In a gripping War Room segment on Monday, Ben Bergquam and Lieutenant Manuel Casas of La Joya, Texas, delivered a sobering update on America’s southern border—one that confirms the reversal of Biden-era lawlessness under President Donald Trump’s renewed leadership. Steve Bannon framed the interview and made clear that the battle for America’s future is being fought not just at the border but in cities across the country where the effects of open-border policies have exploded into full-blown crises.
Steve Bannon hammered home the urgency of prioritizing domestic battles over foreign distractions, declaring:
"You don’t have to go to Tehran—we’ve got enough war right here in L.A., Chicago, and New York City.”
Bannon opened by hailing Bergquam’s unmatched on-the-ground reporting, from the perilous Darién Gap to the cartel-dominated corridors of northern Mexico. He credited Bergquam with waking up the nation to a reality long ignored: "every town is a border town, and every state is a border state.” His tireless coverage, Bannon noted, helped catalyze the movement that brought Trump back to the White House.
Lieutenant Casas spoke firsthand about how life in South Texas has changed since President Trump’s return. Under the Biden regime, he said, La Joya endured a "mass invasion” of illegal immigrants. Local officers were inundated, residents lived in fear, and cartel influence reached deep into American soil. "We were pulled away from chasing real criminals,” Casas said, explaining how their work shifted from fighting crime to managing chaos.
Now, with Trump back in office and the border sealed in his first 60 days, the change is like "night and day.” Border Patrol is finally operating like a law enforcement agency again—not an "Uber service for the cartels,” as Bergquam described it. ICE is active, deportations are up, and U.S. citizens—especially working-class Hispanics—are reclaiming job markets previously overrun by undocumented labor.
Bannon exploded the media’s long-held myth that Americans won’t do manual labor. "They say nobody will take those jobs. That’s a lie,” he said. Casas agreed, pointing out that local entrepreneurs are thriving again—car washes, food vendors, detailers—because illegal competition has been removed. This is, in Bannon’s words, "what you voted for.”
But Bannon also delivered a stark warning. The fight is no longer just at the border—it has metastasized into the heart of America’s cities.
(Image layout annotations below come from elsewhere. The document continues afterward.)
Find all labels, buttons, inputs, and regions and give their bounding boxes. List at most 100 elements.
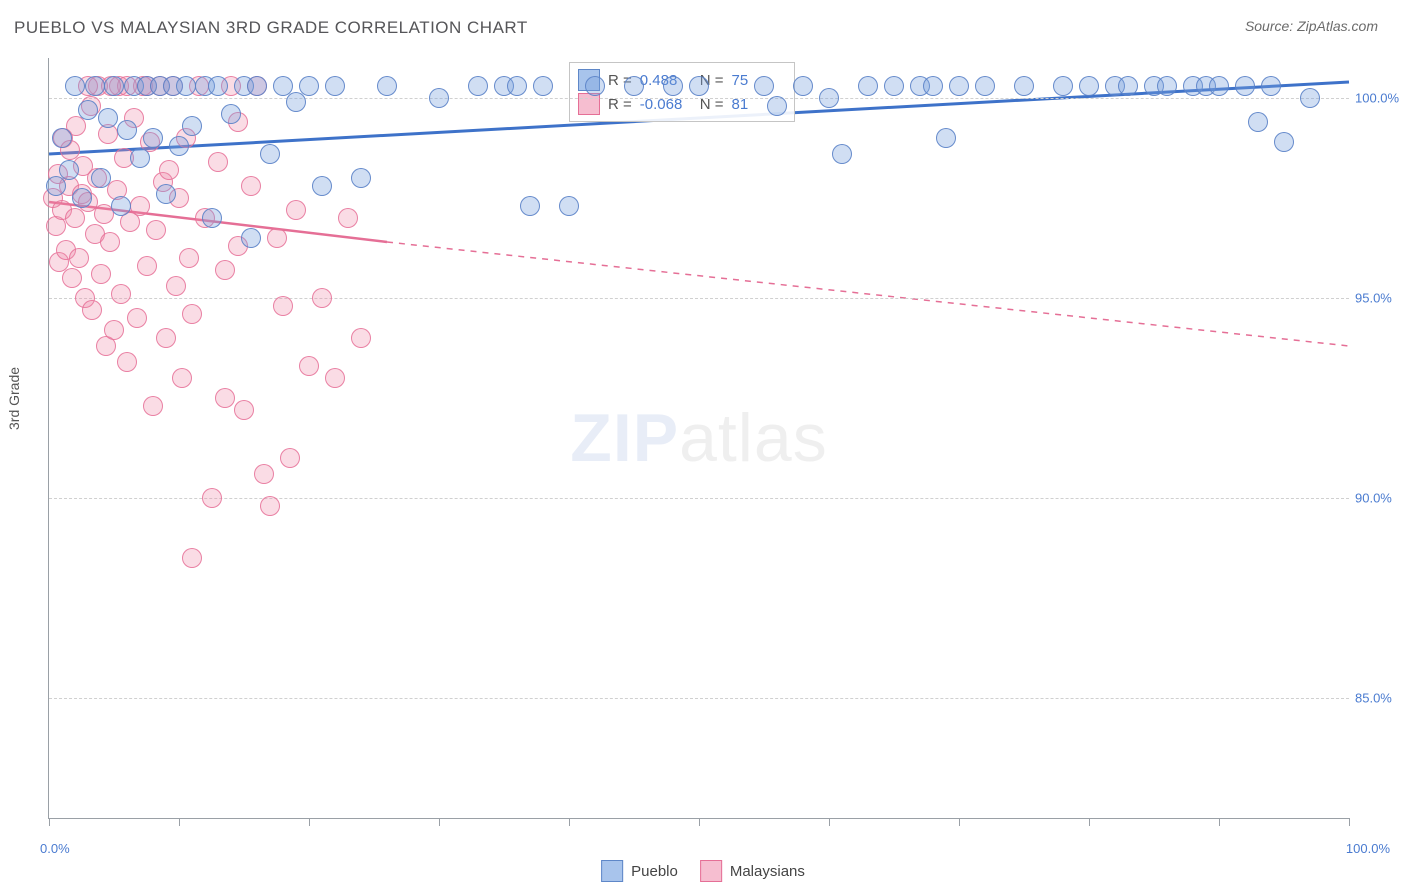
data-point: [143, 396, 163, 416]
data-point: [176, 76, 196, 96]
gridline: [49, 298, 1349, 299]
data-point: [1118, 76, 1138, 96]
data-point: [172, 368, 192, 388]
data-point: [260, 144, 280, 164]
data-point: [247, 76, 267, 96]
scatter-plot-area: ZIPatlas R = 0.488 N = 75 R = -0.068 N =…: [48, 58, 1349, 819]
data-point: [104, 320, 124, 340]
stats-row-malaysians: R = -0.068 N = 81: [578, 92, 784, 116]
data-point: [520, 196, 540, 216]
data-point: [507, 76, 527, 96]
chart-title: PUEBLO VS MALAYSIAN 3RD GRADE CORRELATIO…: [14, 18, 528, 38]
data-point: [663, 76, 683, 96]
data-point: [338, 208, 358, 228]
x-tick: [179, 818, 180, 826]
data-point: [299, 356, 319, 376]
gridline: [49, 698, 1349, 699]
malaysians-swatch-icon: [578, 93, 600, 115]
data-point: [182, 304, 202, 324]
data-point: [1209, 76, 1229, 96]
data-point: [351, 328, 371, 348]
data-point: [46, 176, 66, 196]
data-point: [754, 76, 774, 96]
gridline: [49, 98, 1349, 99]
data-point: [59, 160, 79, 180]
data-point: [130, 148, 150, 168]
data-point: [146, 220, 166, 240]
data-point: [179, 248, 199, 268]
data-point: [949, 76, 969, 96]
malaysians-swatch-icon: [700, 860, 722, 882]
data-point: [559, 196, 579, 216]
data-point: [166, 276, 186, 296]
data-point: [1261, 76, 1281, 96]
data-point: [82, 300, 102, 320]
pueblo-swatch-icon: [601, 860, 623, 882]
data-point: [1300, 88, 1320, 108]
data-point: [159, 160, 179, 180]
data-point: [91, 264, 111, 284]
x-tick: [569, 818, 570, 826]
data-point: [208, 76, 228, 96]
data-point: [69, 248, 89, 268]
data-point: [533, 76, 553, 96]
data-point: [280, 448, 300, 468]
data-point: [65, 208, 85, 228]
legend-label-pueblo: Pueblo: [631, 863, 678, 880]
data-point: [351, 168, 371, 188]
data-point: [1235, 76, 1255, 96]
data-point: [127, 308, 147, 328]
x-tick: [1089, 818, 1090, 826]
data-point: [137, 256, 157, 276]
y-tick-label: 95.0%: [1355, 291, 1406, 306]
data-point: [429, 88, 449, 108]
data-point: [1157, 76, 1177, 96]
data-point: [234, 400, 254, 420]
data-point: [208, 152, 228, 172]
data-point: [884, 76, 904, 96]
data-point: [585, 76, 605, 96]
data-point: [1079, 76, 1099, 96]
data-point: [793, 76, 813, 96]
x-tick: [309, 818, 310, 826]
data-point: [85, 76, 105, 96]
data-point: [215, 388, 235, 408]
data-point: [767, 96, 787, 116]
data-point: [143, 128, 163, 148]
data-point: [267, 228, 287, 248]
data-point: [468, 76, 488, 96]
data-point: [1053, 76, 1073, 96]
x-tick: [829, 818, 830, 826]
data-point: [100, 232, 120, 252]
x-tick: [959, 818, 960, 826]
gridline: [49, 498, 1349, 499]
data-point: [273, 296, 293, 316]
data-point: [624, 76, 644, 96]
data-point: [117, 120, 137, 140]
x-tick-label-min: 0.0%: [40, 841, 70, 856]
data-point: [936, 128, 956, 148]
data-point: [312, 176, 332, 196]
data-point: [182, 548, 202, 568]
trend-line: [387, 242, 1349, 346]
data-point: [111, 196, 131, 216]
data-point: [130, 196, 150, 216]
data-point: [65, 76, 85, 96]
data-point: [169, 136, 189, 156]
data-point: [221, 104, 241, 124]
data-point: [254, 464, 274, 484]
data-point: [241, 228, 261, 248]
y-tick-label: 100.0%: [1355, 91, 1406, 106]
data-point: [182, 116, 202, 136]
data-point: [241, 176, 261, 196]
data-point: [832, 144, 852, 164]
data-point: [689, 76, 709, 96]
y-tick-label: 85.0%: [1355, 691, 1406, 706]
data-point: [325, 368, 345, 388]
legend: Pueblo Malaysians: [601, 860, 805, 882]
data-point: [260, 496, 280, 516]
x-tick: [49, 818, 50, 826]
data-point: [1014, 76, 1034, 96]
x-tick: [439, 818, 440, 826]
y-axis-label: 3rd Grade: [6, 367, 22, 430]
He described four days spent in New York City, observing the breakdown of public order, the overload of public services, and a quiet invasion that took root under the cover of sanctuary policies. This wasn’t incompetence, he insisted—it was orchestrated.
"You don’t have to go to Tehran—we’ve got enough war right here in L.A., Chicago, and New York City,” Bannon said, slamming the idea that America’s national security threats are foreign. "You want to stop an invasion? Start in Brooklyn.”
The interview underscored one central message: President Trump’s America First policy isn’t abstract—it’s actively restoring security, economic fairness, and sovereignty. But the job isn’t finished. Bergquam emphasized the need for continued prosecutions of those who facilitated the crisis. And Bannon made it clear: this is not just about 2024—it’s about permanent structural change, starting at home.